In a New Yorker article this week, Atul Gawande revisits McAllen, Texas. In 2009, Gawande pointed out that Medicare spent about $7,000 more per person annually than the national average in McAllen, sparking a flurry of activity to figure out what was behind the high spending and ultimately leading to efforts that dramatically reduced it.
The findings from subsequent research on spending trends throughout Texas, for private health insurance as well as Medicare (including several Commonwealth Fund–supported studies), demonstrate a key lesson: to be effective, efforts to contain health care costs need to be grounded in local conditions.
An in-depth look at cost data for McAllen identified home health and other postacute care services as major drivers of high spending. Shortly after Gawande’s article was published, a research team from the University of Texas School of Public Health (UTSPH) pointed out that Medicare home health use in 2007 was 4.63 times higher in McAllen than in El Paso, a demographically similar area of Texas, and 7.14 times the national average. Moreover, McAllen Medicare beneficiaries were far more likely to be admitted to the hospital and to die there than they were in El Paso. Medicare beneficiaries in McAllen were also more likely to be seen by more than 10 physicians near the end of their lives—a strong indicator of uncoordinated care.

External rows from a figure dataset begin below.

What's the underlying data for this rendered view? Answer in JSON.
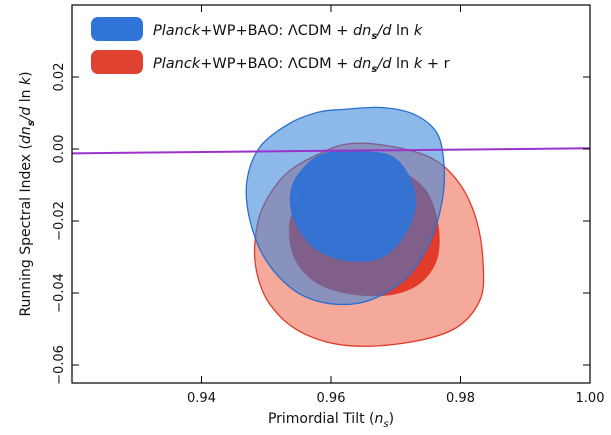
{
  "chart_data": {
    "type": "contour",
    "xlabel": "Primordial Tilt (n_s)",
    "ylabel": "Running Spectral Index (dn_s/d ln k)",
    "xlim": [
      0.92,
      1.0
    ],
    "ylim": [
      -0.065,
      0.04
    ],
    "xticks": [
      0.94,
      0.96,
      0.98,
      1.0
    ],
    "xtick_labels": [
      "0.94",
      "0.96",
      "0.98",
      "1.00"
    ],
    "yticks": [
      -0.06,
      -0.04,
      -0.02,
      0.0,
      0.02
    ],
    "ytick_labels": [
      "−0.06",
      "−0.04",
      "−0.02",
      "0.00",
      "0.02"
    ],
    "legend_placement": "top-left",
    "legend": [
      {
        "planck": "Planck",
        "prefix": "+WP+BAO: ΛCDM + ",
        "dn": "dn",
        "s": "s",
        "d": "/d",
        "ln": " ln ",
        "k": "k",
        "suffix": "",
        "color": "#2f74d6"
      },
      {
        "planck": "Planck",
        "prefix": "+WP+BAO: ΛCDM + ",
        "dn": "dn",
        "s": "s",
        "d": "/d",
        "ln": " ln ",
        "k": "k",
        "suffix": " + r",
        "color": "#e04232"
      }
    ],
    "reference_line": {
      "x": [
        0.92,
        1.0
      ],
      "y": [
        -0.0012,
        0.0002
      ],
      "color": "#9933cc"
    },
    "series": [
      {
        "name": "Planck+WP+BAO: ΛCDM + dn_s/d ln k + r",
        "outer_fill": "#f4a99a",
        "outer_stroke": "#e03a2a",
        "inner_fill": "#e23b2a",
        "outer_95": [
          [
            0.963,
            0.0015
          ],
          [
            0.97,
            0.0005
          ],
          [
            0.976,
            -0.003
          ],
          [
            0.98,
            -0.01
          ],
          [
            0.9825,
            -0.02
          ],
          [
            0.9835,
            -0.032
          ],
          [
            0.983,
            -0.042
          ],
          [
            0.979,
            -0.05
          ],
          [
            0.971,
            -0.054
          ],
          [
            0.962,
            -0.0545
          ],
          [
            0.955,
            -0.0505
          ],
          [
            0.9505,
            -0.043
          ],
          [
            0.9485,
            -0.034
          ],
          [
            0.9483,
            -0.025
          ],
          [
            0.9495,
            -0.016
          ],
          [
            0.953,
            -0.007
          ],
          [
            0.958,
            -0.0015
          ]
        ],
        "inner_68": [
          [
            0.964,
            -0.004
          ],
          [
            0.97,
            -0.0055
          ],
          [
            0.9745,
            -0.011
          ],
          [
            0.9765,
            -0.02
          ],
          [
            0.9765,
            -0.03
          ],
          [
            0.974,
            -0.037
          ],
          [
            0.9695,
            -0.0405
          ],
          [
            0.9635,
            -0.0405
          ],
          [
            0.958,
            -0.0375
          ],
          [
            0.9545,
            -0.031
          ],
          [
            0.9535,
            -0.022
          ],
          [
            0.955,
            -0.0135
          ],
          [
            0.9585,
            -0.0065
          ]
        ]
      },
      {
        "name": "Planck+WP+BAO: ΛCDM + dn_s/d ln k",
        "outer_fill": "#2f7fd8",
        "outer_alpha": 0.55,
        "outer_stroke": "#2a6fcf",
        "inner_fill": "#2f72d4",
        "inner_alpha": 0.95,
        "outer_95": [
          [
            0.962,
            0.011
          ],
          [
            0.968,
            0.0115
          ],
          [
            0.973,
            0.0095
          ],
          [
            0.9765,
            0.004
          ],
          [
            0.9775,
            -0.006
          ],
          [
            0.977,
            -0.016
          ],
          [
            0.975,
            -0.027
          ],
          [
            0.9715,
            -0.036
          ],
          [
            0.966,
            -0.042
          ],
          [
            0.96,
            -0.043
          ],
          [
            0.9545,
            -0.0395
          ],
          [
            0.95,
            -0.031
          ],
          [
            0.9475,
            -0.02
          ],
          [
            0.947,
            -0.009
          ],
          [
            0.949,
            0.0005
          ],
          [
            0.9535,
            0.007
          ],
          [
            0.958,
            0.0102
          ]
        ],
        "inner_68": [
          [
            0.964,
            -0.0005
          ],
          [
            0.9695,
            -0.002
          ],
          [
            0.9725,
            -0.009
          ],
          [
            0.973,
            -0.017
          ],
          [
            0.971,
            -0.025
          ],
          [
            0.9675,
            -0.0305
          ],
          [
            0.962,
            -0.031
          ],
          [
            0.957,
            -0.027
          ],
          [
            0.954,
            -0.0185
          ],
          [
            0.954,
            -0.01
          ],
          [
            0.957,
            -0.003
          ],
          [
            0.9605,
            -0.0005
          ]
        ]
      }
    ]
  }
}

More recent UTSPH research shows McAllen looking much more like the rest of the state: whereas in 2008, per Medicare enrollee spending in McAllen was more than 40 percent above the state mean, in 2012 per enrollee spending was about 16 percent higher. This reduction in spending has been driven largely by reductions in postacute care spending. In 2008, McAllen’s spending on such care was a staggering 97 percent higher than the state average. By 2012, this ratio had dropped to 35 percent.
It’s likely that both local activities and federal health care reform contributed to this change. In 2014, a New York Times editorial by Bob Kocher and Farzad Mostashari highlighted the changes in McAllen, pointing to the proliferation of accountable care organizations (ACOs) created under the Affordable Care Act as a major factor in curbing costs. For example, two ACOs in the McAllen area, Rio Grande Valley ACO Health Providers, LLC, and Rio Grande Valley Health Alliance, LLC, have been highly successful at reducing spending for their Medicare patients (reducing Medicare spending over $26 million below expectations in 2013 combined), in part by focusing on preventive care and better coordinating care, including postacute care. The UTSPH researchers also pointed to new policies governing postacute care at both the local and national levels that may have helped to rein in fraud that was believed to have contributed to the high spending.
But how does the Medicare population in McAllen compare to those with employer-sponsored coverage? In a 2010 Health Affairs article on spending in McAllen, the UTSPH researchers compared Medicare spending for an elderly population to trends for a nonelderly population covered by Blue Cross Blue Shield of Texas (BCBSTX), using El Paso as a comparison group. A key finding was that per-person Medicare spending was 86 percent higher in McAllen than in El Paso, but 7 percent lower for the population insured by BCBSTX, the state’s largest private insurer. This finding made clear that Medicare should not be used as a proxy for the entire health care system.
In more recent analyses, UTSPH researchers looked at Medicare and BCBSTX spending across the entire state of Texas and similarly found that there was not a strong correlation between BCBSTX and Medicare in terms of spending, prices, and utilization. There are areas in the state that are relatively high Medicare spenders, but relatively low BCBSTX spenders (e.g., McAllen and Houston) and vice versa (e.g., El Paso and Austin). Moreover, spending trends look different in BCBSTX and Medicare from 2008 through 2012, with Medicare growing at a much lower rate (1.5% annually) than BCBSTX (4.9%).
These patterns at the local and state levels suggest that private and public spending may be driven by different causes. As McAllen demonstrates and as evidenced by a recent Institute of Medicine report analyzing national health care spending trends, postacute care services are a major driver of spending for the predominantly elderly population covered by Medicare. For the predominantly nonelderly privately insured population, these services are less of an issue since younger people are less likely to need them. Instead, spending is driven more by negotiated prices for inpatient hospital services, because, unlike Medicare, private insurance plans cannot set standardized prices across geographic areas.
Media attention on McAllen helped create an impetus for change—and encouraged researchers to dig deeper into the story. The evidence they uncovered helped identify opportunities to reduce costs and improve care. However, their analysis also shows that what worked for McAllen may not work for other areas, unless there are similar local forces at play.
Texas’ story suggests that policymakers should not use one segment of the population or geographic area to make decisions about how to control spending growth across the health care system. Rather, they should consider a variety of strategies, depending upon local conditions and population needs.